L’OEB n’est pas lié par l’avis du Parlement et de la Commission : cette organisation n’est pas soumise à l’autorité des institutions européennes. Après six mois de débats internes, le texte voté aujourd’hui est non seulement loin de ce qui était attendu, mais aussi une démonstration de l’intention de l’OEB de détourner les règles européennes sur le sujet. En effet, bien que les nouvelles règles de l’OEB interdisent les brevets sur les « processus essentiellement biologiques », elles autorisent de nouveaux types de brevets. L’un concerne par exemple des « conditions génétiques spécifiques » sans que la méthode d’obtention de ces conditions ne soit mentionnée. Ainsi, toutes les plantes présentant ces “conditions”, qu’elles aient été obtenues par modification génétique ou non, pourraient être couvertes par un tel brevet.
 
Pour nous, il semble que l’intention de l’OEB derrière ces nouvelles règles est de donner l’impression que les demandes de la Commission européenne ont été suivies tout en ouvrant la porte à la privatisation du vivant. Mais pourquoi cette organisation, en partie gérée par les États membres, fait-elle un tel cadeau à l’industrie contre l’avis réitéré de la Commission et des législateurs européens ? L’explication est assez évidente : l’OEB n’est pas une agence européenne et n’est pas soumis aux règlementations de l’UE. De plus, son budget est en grande partie abondé par la délivrance de brevets : plus l’OEB en accorde, plus ses revenus sont importants. Ce qui est moins clair pour nous est le rôle des États membres - qui siègent tous au conseil d’administration de l’OEB - dans cette décision.

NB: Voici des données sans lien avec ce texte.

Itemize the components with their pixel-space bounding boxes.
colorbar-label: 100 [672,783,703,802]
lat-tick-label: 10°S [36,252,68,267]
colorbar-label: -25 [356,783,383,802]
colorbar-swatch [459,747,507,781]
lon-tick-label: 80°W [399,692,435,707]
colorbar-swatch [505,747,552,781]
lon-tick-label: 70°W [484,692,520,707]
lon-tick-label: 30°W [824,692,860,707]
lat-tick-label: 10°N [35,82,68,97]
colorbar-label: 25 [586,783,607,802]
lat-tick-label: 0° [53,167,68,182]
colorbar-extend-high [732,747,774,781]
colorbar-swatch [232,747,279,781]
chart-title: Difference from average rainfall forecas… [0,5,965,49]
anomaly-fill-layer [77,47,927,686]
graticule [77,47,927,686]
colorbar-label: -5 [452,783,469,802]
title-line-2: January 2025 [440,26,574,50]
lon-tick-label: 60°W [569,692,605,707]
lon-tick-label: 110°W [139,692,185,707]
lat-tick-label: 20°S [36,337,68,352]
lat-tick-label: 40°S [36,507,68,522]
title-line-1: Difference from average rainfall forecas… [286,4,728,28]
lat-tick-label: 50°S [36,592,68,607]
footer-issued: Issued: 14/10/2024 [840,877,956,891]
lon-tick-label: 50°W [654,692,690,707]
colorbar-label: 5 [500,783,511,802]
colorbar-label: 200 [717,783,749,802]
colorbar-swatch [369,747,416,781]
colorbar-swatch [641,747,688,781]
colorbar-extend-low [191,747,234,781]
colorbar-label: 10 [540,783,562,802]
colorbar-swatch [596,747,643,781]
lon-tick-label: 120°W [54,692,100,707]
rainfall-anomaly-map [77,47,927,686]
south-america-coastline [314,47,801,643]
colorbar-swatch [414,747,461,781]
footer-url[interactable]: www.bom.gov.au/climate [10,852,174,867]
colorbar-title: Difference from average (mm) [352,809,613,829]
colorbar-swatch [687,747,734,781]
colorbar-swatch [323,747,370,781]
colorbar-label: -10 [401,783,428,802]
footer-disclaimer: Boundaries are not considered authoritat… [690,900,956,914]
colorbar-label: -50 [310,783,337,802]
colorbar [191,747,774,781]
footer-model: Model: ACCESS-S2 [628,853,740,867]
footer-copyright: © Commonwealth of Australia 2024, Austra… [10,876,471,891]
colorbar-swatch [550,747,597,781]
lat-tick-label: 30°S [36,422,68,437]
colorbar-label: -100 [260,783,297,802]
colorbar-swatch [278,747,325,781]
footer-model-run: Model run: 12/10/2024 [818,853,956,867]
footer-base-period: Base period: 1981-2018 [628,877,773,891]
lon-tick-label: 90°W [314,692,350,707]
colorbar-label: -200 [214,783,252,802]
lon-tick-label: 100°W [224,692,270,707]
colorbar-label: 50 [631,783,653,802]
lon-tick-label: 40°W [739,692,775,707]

Pourquoi ont-ils validé une décision qui va à l’encontre de ce qu’ils ont approuvé en adoptant la Directive 98/44 ?
 
Les Verts/ALE refusent d’accepter tout détournement de la réglementation européenne, qui avait pour but clair d’interdire tout brevetage de plante ou d’animal non modifié génétiquement. Donner des droits à des entreprises privées sur des plantes ou des animaux prélevés dans la nature ou dans les champs n’est pas seulement injuste, mais très dangereux. Il s’agit en effet de la source de notre alimentation, qui ne devrait pas tomber dans les mains d’entreprises dont leur seul objectif est la maximisation des profits.
 
Nous appelons les États membres à revenir sur cette décision. Nous continuerons à nous battre contre le brevetage du vivant et pour remettre le sort des semences dans les mains des agriculteurs, seuls capables de créer des semences localement adaptées et résilientes.